Production History
The play “Gemini” had its Broadway premiere 30 years ago, in May 1977. This photo of the dinner scene shows Danny Aiello as Fran on the far left, with Anne DeSalvo (Lucille) next to him. Far right is Robert Picardo, who played Francis.
Picardo and DeSalvo also appeared in the 2004 premiere of “Gemini the Musical” at the Prince Music Theater. In that production, Picardo played Fran, with DeSalvo reprising her performance as Lucille.
The play “Gemini” had a revival off-Broadway at Second Stage in 1999. Linda Hart appeared as Bunny Weinberger in that production.
Hart also played the role of Bunny in the premiere of “Gemini the Musical.” The Prince Music Theater production received several Barrymore Award nominations, including one for Outstanding Original Music by composer Charles Gilbert.
From program notes written by playwright Albert Innaurato for the premiere of Gemini the Musical at the Prince Music Theater in 2004:
Written in New York while I had a Guggenheim, the play shocked people when it was new - rough language and some of its concerns were novel at the time.

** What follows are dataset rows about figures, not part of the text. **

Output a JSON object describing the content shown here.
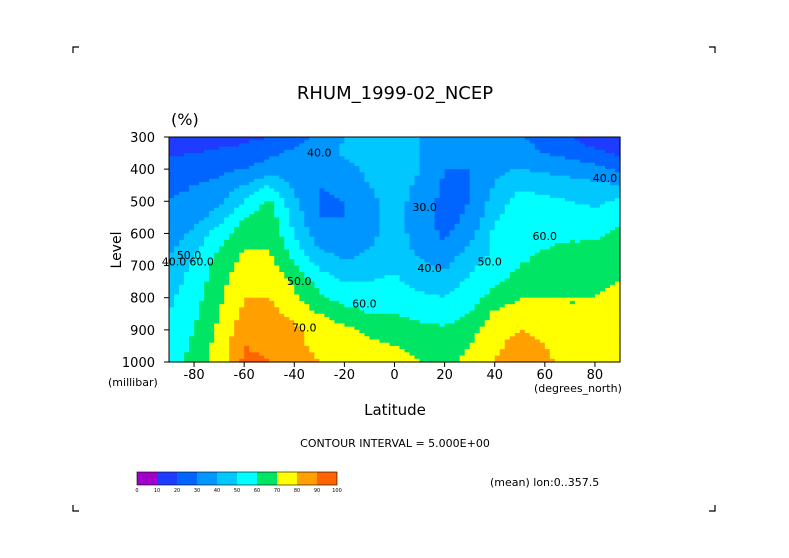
{
  "chart_data": {
    "type": "heatmap",
    "title": "RHUM_1999-02_NCEP",
    "units": "(%)",
    "xlabel": "Latitude",
    "ylabel": "Level",
    "x_unit_label": "(degrees_north)",
    "y_unit_label": "(millibar)",
    "xlim": [
      -90,
      90
    ],
    "ylim": [
      1000,
      300
    ],
    "xticks": [
      "-80",
      "-60",
      "-40",
      "-20",
      "0",
      "20",
      "40",
      "60",
      "80"
    ],
    "xtick_values": [
      -80,
      -60,
      -40,
      -20,
      0,
      20,
      40,
      60,
      80
    ],
    "yticks": [
      "300",
      "400",
      "500",
      "600",
      "700",
      "800",
      "900",
      "1000"
    ],
    "ytick_values": [
      300,
      400,
      500,
      600,
      700,
      800,
      900,
      1000
    ],
    "contour_interval_text": "CONTOUR INTERVAL = 5.000E+00",
    "mean_text": "(mean) lon:0..357.5",
    "contour_labels": [
      {
        "text": "40.0",
        "lat": -88,
        "lev": 700
      },
      {
        "text": "50.0",
        "lat": -82,
        "lev": 680
      },
      {
        "text": "60.0",
        "lat": -77,
        "lev": 700
      },
      {
        "text": "40.0",
        "lat": -30,
        "lev": 360
      },
      {
        "text": "50.0",
        "lat": -38,
        "lev": 760
      },
      {
        "text": "60.0",
        "lat": -12,
        "lev": 830
      },
      {
        "text": "70.0",
        "lat": -36,
        "lev": 905
      },
      {
        "text": "30.0",
        "lat": 12,
        "lev": 530
      },
      {
        "text": "40.0",
        "lat": 14,
        "lev": 720
      },
      {
        "text": "50.0",
        "lat": 38,
        "lev": 700
      },
      {
        "text": "60.0",
        "lat": 60,
        "lev": 620
      },
      {
        "text": "40.0",
        "lat": 84,
        "lev": 440
      }
    ],
    "levels": [
      300,
      350,
      400,
      450,
      500,
      550,
      600,
      650,
      700,
      750,
      800,
      850,
      900,
      950,
      1000
    ],
    "latitudes": [
      -90,
      -80,
      -70,
      -60,
      -50,
      -40,
      -30,
      -20,
      -10,
      0,
      10,
      20,
      30,
      40,
      50,
      60,
      70,
      80,
      90
    ],
    "values": [
      [
        12,
        14,
        15,
        17,
        20,
        25,
        32,
        40,
        45,
        48,
        40,
        32,
        35,
        38,
        32,
        24,
        20,
        15,
        12
      ],
      [
        18,
        20,
        22,
        24,
        28,
        32,
        36,
        42,
        46,
        47,
        40,
        34,
        34,
        38,
        34,
        30,
        26,
        22,
        18
      ],
      [
        24,
        26,
        28,
        30,
        34,
        36,
        34,
        36,
        43,
        46,
        40,
        30,
        30,
        38,
        40,
        38,
        36,
        34,
        28
      ],
      [
        28,
        30,
        32,
        40,
        50,
        38,
        30,
        32,
        40,
        45,
        38,
        28,
        30,
        40,
        48,
        46,
        44,
        42,
        40
      ],
      [
        30,
        32,
        38,
        50,
        62,
        42,
        29,
        30,
        38,
        44,
        36,
        27,
        30,
        44,
        55,
        52,
        50,
        48,
        52
      ],
      [
        32,
        36,
        45,
        60,
        66,
        46,
        30,
        30,
        37,
        43,
        35,
        26,
        32,
        48,
        58,
        56,
        55,
        53,
        58
      ],
      [
        35,
        42,
        55,
        66,
        68,
        50,
        33,
        32,
        38,
        44,
        36,
        28,
        36,
        52,
        58,
        58,
        58,
        58,
        62
      ],
      [
        38,
        48,
        60,
        70,
        70,
        55,
        40,
        36,
        40,
        45,
        38,
        32,
        42,
        52,
        58,
        60,
        62,
        62,
        65
      ],
      [
        42,
        52,
        64,
        74,
        74,
        62,
        48,
        42,
        44,
        48,
        42,
        38,
        48,
        54,
        60,
        62,
        64,
        65,
        68
      ],
      [
        45,
        54,
        66,
        78,
        78,
        68,
        56,
        50,
        50,
        52,
        46,
        44,
        52,
        58,
        64,
        66,
        68,
        68,
        70
      ],
      [
        48,
        56,
        68,
        80,
        80,
        72,
        62,
        56,
        55,
        56,
        52,
        50,
        56,
        64,
        70,
        70,
        70,
        70,
        72
      ],
      [
        50,
        58,
        70,
        82,
        83,
        77,
        70,
        64,
        60,
        60,
        56,
        54,
        60,
        72,
        74,
        72,
        70,
        70,
        72
      ],
      [
        52,
        60,
        72,
        86,
        86,
        82,
        76,
        72,
        68,
        66,
        64,
        62,
        66,
        76,
        80,
        76,
        72,
        70,
        72
      ],
      [
        54,
        62,
        74,
        90,
        88,
        82,
        78,
        75,
        72,
        70,
        68,
        66,
        70,
        78,
        84,
        80,
        74,
        72,
        72
      ],
      [
        55,
        63,
        75,
        92,
        90,
        84,
        80,
        76,
        74,
        72,
        70,
        68,
        72,
        80,
        86,
        82,
        76,
        74,
        74
      ]
    ],
    "colorbar": {
      "bounds": [
        "0",
        "10",
        "20",
        "30",
        "40",
        "50",
        "60",
        "70",
        "80",
        "90",
        "100"
      ],
      "colors": [
        "#a000c8",
        "#1e3cff",
        "#0064ff",
        "#0096ff",
        "#00c8ff",
        "#00ffff",
        "#00e664",
        "#ffff00",
        "#ffa000",
        "#ff6400",
        "#ff0000"
      ]
    }
  }
}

But much as anything - Gemini was about my affection for the rough good nature and earthy wisdom found in the backyards and narrow streets of South Philly, my native town.
Gemini was first performed for just two weeks in an old Burlesque house. No one would come to see it from the profession, the language was too rough, the central issue too controversial. But the Friday before it was going to close, the head of a theater on Long Island called. They had just lost a play and needed something right away. Gemini got a new lease on life; but no one would come from New York City to see it.
On the Friday before it was to close I was in a Greenwich Village bank. It had just been robbed. The Police had locked us all in. I recognized the head of the Circle Rep, an important off Broadway Theater. I went up to him, “Darling!” He said. “We just lost a play and we have to slot something in immediately, could we move Gemini with no problems?” That night he and his colleagues went to see the play, decided to move it, and eventually moved it to Broadway, where it ran for four years.